El fútbol era la pasión de su vida. Pero en Corea del Sur no conseguía demostrar su valor. “Cuando era Cadete tuve muchas lesiones y sufrí mucho, porque no lograba convencer a mi entrenador”, recuerda Nam Donghyeon, lateral izquierdo de 18 años. “Además en mi país no disfrutaba realmente del fútbol, porque los entrenamientos eran demasiado duros y a veces los técnicos me pegaban”.

Así las cosas, el padre de Nam buscó soluciones. Y encontró Marcet. “Decidimos empezar esta aventura en Barcelona, y fue un acierto. No sabía ni una palabra de español, pero quería encontrar mi sitio en el mundo del fútbol. Al comienzo me costó adaptarme al idioma, la cultura, la comida… Pero las clases de castellano y mis compañeros de la Academia de Alto Rendimiento me ayudaron a superar rápidamente esa primera fase”.

Nam Donghyeon durante un partido contra el Atlético de Madrid.
Nam Donghyeon durante un partido contra el Atlético de Madrid.

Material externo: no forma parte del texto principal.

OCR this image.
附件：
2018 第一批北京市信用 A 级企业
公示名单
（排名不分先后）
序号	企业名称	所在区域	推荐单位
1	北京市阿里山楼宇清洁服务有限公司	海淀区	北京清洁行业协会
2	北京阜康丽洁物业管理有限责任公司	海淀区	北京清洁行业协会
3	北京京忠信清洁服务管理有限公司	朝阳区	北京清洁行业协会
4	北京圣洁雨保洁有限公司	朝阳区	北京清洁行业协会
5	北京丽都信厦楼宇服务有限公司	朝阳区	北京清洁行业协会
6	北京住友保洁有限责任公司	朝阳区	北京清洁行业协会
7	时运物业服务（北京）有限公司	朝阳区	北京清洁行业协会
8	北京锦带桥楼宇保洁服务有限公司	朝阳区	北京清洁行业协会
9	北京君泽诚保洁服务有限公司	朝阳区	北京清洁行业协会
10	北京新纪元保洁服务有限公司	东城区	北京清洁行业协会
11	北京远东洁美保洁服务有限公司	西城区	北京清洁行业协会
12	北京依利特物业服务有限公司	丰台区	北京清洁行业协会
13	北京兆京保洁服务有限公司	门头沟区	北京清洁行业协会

Tras su llegada a Barcelona, Nam valoró muy positivamente el hecho de compartir vida y entrenamientos con chicos procedentes de todo el mundo. “He conocido a jugadores de Rusia, África, América… Comunicar a diario con ellos ha sido una experiencia muy importante, que me ha ayudado a madurar. Antes me daba miedo hablar con los extranjeros, pero gracias a ellos ya lo he superado perfectamente“.

Sin embargo, han sido las mejoras experimentadas a nivel deportivo las que han hecho que Nam recomiende hoy esta experiencia a todos los futbolistas surcoreanos. “Aparte de los entrenamientos en el terreno de juego, en la Academia de Alto Rendimiento contamos con sesiones en playa, en piscina, de coordinación, de videoanálisis y Nuevas Tecnologías. Si antes no disfrutaba del fútbol, en Barcelona siempre he esperado cada entrenamiento con muchas ganas”.

En Corea Nam sufría la presión de sus técnicos. Había perdido la confianza. En Marcet volvió a creer en sí mismo. “En Barcelona he logrado sentirme más libre y he podido desarrollar mi creatividad en el campo”, explica el lateral, que con ese entusiasmo llegó a enfrentarse como titular a equipos como Barça, Atlético de Madrid, Sevilla, Villarreal o Valencia. “En mi país no me podía ni imaginar que un día habría jugado partidos de este tipo. Haber tenido buenas actuaciones ante rivales de este calado me ha dado mucha confianza y ha hecho que mi rendimiento haya subido de forma espectacular”.